US supermarket chain Kroger Co missed Wall Street estimates for quarterly sales and profit on Thursday, hurt by stiff competition from industry stalwarts including Walmart Inc and Amazon.com Inc.
Kroger also said it divested its interest in Lucky's Market, a specialty grocery store chain, and took a related non-cash impairment charge of $238 million (€214.49 million) in the third quarter.
The grocer made an investment in Lucky's Market in 2016 to venture into the natural, organic and locally grown space, a growing market.
'Restock Kroger'
The company has been investing heavily as part of its 'Restock Kroger' transformation program to grow online sales, improve delivery and modernise stores to gain market share.

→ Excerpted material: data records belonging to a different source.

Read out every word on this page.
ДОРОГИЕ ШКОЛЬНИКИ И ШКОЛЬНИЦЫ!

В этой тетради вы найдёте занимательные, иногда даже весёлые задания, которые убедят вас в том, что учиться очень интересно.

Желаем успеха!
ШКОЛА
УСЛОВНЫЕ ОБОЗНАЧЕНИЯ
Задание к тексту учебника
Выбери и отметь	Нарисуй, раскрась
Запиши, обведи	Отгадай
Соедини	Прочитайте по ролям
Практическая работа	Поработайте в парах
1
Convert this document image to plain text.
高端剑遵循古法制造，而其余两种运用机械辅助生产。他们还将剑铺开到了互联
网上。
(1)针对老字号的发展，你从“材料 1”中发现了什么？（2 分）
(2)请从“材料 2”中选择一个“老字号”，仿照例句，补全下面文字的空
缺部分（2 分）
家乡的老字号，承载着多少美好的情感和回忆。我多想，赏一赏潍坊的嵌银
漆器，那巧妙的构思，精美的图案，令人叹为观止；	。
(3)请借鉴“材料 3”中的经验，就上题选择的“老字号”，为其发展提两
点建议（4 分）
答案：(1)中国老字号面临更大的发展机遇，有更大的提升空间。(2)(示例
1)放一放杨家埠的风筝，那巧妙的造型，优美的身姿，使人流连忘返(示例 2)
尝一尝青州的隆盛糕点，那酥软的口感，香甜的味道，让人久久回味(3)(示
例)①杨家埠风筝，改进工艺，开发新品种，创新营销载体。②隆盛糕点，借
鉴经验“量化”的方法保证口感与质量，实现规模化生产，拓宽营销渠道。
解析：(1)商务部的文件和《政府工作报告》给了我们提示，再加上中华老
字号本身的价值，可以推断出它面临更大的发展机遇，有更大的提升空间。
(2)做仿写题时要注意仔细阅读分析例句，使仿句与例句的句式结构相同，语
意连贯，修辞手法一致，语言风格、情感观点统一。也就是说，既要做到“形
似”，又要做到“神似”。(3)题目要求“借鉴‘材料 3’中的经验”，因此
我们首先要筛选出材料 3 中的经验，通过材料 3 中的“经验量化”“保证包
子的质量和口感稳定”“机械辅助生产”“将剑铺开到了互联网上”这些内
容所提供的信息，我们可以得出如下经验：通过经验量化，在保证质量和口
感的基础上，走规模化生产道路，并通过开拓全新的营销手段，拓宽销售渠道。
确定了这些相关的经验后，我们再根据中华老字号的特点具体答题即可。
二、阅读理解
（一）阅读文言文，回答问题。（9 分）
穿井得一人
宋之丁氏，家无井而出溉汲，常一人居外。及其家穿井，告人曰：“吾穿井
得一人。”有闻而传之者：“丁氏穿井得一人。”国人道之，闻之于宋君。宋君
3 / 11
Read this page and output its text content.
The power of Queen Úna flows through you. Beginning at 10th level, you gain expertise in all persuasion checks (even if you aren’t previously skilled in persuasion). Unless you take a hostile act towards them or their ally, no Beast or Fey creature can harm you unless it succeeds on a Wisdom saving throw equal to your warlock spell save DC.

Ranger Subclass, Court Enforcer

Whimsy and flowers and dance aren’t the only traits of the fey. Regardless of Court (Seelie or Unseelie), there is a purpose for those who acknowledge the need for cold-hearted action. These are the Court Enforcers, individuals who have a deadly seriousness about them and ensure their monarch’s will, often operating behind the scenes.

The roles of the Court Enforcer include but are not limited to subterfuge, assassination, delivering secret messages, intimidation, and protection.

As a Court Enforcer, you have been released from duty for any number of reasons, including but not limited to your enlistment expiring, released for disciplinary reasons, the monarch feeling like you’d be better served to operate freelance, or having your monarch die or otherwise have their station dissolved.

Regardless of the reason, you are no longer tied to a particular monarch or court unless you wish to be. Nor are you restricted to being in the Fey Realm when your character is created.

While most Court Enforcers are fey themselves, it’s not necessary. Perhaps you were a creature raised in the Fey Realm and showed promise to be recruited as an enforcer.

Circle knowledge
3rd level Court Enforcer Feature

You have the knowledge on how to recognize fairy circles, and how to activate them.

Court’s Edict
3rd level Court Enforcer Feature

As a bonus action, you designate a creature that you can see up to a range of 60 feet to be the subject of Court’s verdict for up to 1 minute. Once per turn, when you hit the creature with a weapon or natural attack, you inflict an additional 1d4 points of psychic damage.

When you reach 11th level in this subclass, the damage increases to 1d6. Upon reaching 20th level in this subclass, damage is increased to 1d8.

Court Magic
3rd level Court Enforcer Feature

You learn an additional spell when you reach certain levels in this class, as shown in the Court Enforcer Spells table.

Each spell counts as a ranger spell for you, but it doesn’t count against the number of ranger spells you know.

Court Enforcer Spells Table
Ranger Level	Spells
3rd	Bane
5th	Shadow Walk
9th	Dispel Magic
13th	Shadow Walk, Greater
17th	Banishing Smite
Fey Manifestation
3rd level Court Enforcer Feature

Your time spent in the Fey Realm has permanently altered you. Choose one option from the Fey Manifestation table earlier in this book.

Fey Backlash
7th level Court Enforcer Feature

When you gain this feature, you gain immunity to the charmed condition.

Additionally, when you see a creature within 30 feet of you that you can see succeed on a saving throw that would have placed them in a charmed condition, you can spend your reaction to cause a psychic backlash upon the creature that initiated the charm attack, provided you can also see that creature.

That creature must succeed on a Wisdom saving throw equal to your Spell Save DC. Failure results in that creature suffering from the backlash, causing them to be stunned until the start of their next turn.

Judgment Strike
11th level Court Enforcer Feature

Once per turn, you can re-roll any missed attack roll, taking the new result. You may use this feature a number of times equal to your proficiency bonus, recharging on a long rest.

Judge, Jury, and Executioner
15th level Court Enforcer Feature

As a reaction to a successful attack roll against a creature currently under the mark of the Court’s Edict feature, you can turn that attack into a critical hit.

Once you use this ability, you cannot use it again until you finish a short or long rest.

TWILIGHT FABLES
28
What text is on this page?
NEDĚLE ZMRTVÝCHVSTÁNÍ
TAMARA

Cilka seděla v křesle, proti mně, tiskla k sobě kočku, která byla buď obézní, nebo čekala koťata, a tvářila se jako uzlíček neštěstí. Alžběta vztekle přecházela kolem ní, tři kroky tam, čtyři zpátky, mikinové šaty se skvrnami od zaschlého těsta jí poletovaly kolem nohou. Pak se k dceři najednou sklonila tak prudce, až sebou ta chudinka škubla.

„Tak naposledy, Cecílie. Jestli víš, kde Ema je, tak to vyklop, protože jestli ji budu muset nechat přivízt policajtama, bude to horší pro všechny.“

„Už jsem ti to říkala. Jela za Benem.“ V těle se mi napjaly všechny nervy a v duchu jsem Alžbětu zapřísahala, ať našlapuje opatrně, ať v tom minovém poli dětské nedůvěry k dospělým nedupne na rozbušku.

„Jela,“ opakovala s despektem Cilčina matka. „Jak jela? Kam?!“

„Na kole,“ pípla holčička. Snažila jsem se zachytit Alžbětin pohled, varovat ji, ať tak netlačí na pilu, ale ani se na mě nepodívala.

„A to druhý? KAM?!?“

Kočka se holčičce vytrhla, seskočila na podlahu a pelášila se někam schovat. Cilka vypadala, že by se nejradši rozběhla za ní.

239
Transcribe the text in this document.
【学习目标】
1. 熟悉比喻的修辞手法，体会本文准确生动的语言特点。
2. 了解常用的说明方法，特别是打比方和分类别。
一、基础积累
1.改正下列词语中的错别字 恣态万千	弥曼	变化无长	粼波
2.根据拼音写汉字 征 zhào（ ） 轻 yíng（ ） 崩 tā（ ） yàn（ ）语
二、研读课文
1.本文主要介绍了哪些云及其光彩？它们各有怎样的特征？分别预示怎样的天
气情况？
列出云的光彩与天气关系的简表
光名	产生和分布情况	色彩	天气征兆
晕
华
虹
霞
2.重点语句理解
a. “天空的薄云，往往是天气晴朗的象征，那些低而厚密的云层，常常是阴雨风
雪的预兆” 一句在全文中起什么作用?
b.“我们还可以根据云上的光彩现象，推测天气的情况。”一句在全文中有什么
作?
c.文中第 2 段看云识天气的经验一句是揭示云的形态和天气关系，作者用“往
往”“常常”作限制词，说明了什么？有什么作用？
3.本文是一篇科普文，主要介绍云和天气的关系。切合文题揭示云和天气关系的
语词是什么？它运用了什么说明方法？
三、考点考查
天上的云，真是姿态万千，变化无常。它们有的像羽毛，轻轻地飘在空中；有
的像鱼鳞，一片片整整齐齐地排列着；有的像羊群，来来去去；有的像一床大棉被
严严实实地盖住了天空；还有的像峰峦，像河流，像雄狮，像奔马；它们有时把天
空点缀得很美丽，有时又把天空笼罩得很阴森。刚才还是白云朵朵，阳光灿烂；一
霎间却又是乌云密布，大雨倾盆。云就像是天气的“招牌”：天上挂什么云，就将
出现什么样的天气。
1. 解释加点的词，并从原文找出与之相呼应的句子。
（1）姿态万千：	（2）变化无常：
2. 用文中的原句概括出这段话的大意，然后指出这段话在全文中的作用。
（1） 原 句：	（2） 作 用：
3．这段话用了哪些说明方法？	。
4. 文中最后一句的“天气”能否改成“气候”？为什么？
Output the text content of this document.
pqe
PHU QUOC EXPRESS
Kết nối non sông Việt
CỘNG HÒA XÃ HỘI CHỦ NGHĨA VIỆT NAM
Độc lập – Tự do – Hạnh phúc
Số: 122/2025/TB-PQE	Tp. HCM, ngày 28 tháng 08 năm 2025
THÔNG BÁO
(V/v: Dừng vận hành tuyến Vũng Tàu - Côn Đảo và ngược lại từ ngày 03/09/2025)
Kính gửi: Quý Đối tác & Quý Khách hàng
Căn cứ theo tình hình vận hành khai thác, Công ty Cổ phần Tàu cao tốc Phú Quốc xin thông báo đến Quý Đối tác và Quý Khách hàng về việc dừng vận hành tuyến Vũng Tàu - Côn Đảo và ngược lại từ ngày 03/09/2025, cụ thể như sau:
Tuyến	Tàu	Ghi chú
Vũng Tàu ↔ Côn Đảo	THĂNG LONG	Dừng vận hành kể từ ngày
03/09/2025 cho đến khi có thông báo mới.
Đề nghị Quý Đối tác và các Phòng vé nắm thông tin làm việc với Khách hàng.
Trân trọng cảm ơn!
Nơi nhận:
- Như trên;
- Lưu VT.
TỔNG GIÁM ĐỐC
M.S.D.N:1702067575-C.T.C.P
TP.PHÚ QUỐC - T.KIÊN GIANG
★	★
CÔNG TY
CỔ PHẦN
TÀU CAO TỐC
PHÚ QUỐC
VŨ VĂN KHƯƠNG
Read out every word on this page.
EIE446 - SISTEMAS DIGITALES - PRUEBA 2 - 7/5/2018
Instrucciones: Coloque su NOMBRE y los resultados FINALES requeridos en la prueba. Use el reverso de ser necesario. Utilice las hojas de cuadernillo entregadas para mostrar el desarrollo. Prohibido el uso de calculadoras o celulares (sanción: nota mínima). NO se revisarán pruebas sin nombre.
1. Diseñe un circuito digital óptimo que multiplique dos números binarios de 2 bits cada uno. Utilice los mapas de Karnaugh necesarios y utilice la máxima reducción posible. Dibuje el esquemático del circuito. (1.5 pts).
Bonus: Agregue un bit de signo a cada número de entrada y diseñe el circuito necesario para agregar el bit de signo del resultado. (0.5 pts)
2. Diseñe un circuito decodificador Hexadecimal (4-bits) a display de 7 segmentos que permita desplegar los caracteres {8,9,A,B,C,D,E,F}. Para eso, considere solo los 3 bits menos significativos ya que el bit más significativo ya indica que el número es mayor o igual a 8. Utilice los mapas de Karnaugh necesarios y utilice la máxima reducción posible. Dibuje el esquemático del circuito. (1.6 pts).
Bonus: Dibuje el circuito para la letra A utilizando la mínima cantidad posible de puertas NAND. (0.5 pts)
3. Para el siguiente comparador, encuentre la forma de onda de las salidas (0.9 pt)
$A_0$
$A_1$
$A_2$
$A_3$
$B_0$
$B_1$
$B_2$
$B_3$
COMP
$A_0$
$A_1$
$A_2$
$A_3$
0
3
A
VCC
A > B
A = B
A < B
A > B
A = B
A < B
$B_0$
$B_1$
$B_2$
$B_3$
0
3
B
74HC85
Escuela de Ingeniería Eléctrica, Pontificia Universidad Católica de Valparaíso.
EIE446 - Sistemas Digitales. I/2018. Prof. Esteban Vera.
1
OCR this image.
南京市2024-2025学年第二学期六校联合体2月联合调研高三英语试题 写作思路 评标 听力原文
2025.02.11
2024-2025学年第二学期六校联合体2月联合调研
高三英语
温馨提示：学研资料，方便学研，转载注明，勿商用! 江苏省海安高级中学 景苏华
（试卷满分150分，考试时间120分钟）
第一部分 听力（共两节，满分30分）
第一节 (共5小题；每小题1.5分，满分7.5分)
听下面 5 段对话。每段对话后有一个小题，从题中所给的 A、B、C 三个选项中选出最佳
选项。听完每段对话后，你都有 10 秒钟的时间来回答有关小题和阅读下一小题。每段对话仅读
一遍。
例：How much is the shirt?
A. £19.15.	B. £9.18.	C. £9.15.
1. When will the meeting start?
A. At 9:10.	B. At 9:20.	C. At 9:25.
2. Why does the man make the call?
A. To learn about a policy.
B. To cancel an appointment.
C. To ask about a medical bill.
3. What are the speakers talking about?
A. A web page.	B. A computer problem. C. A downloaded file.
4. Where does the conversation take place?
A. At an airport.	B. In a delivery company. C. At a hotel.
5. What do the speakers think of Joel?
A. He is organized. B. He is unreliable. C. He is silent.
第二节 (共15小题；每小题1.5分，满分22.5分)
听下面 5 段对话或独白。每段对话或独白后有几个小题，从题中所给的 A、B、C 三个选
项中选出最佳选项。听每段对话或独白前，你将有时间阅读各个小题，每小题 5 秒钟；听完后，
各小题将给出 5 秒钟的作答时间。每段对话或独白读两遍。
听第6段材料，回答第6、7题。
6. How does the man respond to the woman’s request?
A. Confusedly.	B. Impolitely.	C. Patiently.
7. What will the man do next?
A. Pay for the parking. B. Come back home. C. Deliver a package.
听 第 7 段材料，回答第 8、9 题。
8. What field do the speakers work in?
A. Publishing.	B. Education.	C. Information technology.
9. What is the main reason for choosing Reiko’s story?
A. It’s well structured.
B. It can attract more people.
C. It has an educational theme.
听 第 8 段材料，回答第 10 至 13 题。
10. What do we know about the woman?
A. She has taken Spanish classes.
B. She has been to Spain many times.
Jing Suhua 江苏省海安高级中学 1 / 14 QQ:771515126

Still, Kroger's digital sales for the quarter rose only 21%, compared with the 31% increase in the second quarter.
Net sales rose 0.5% to $27.97 billion (€25.21 billion), lower than analysts' estimate of $28.18 billion (€25.40 billion), according to IBES data from Refinitiv.
Excluding one-time items, the company earned 47 cents per share, 2 cents lower than expectations.
Net earnings attributable to Kroger fell to $263 million (€237.02 million), or 32 cents per share, in the third quarter ended 9 November, from $317 million (€285.69 million), or 39 cents per share, a year earlier.
Excluding the impact of fuel prices, sales at company stores open for more than a year rose 2.5%. Analysts had expected 2.33% growth.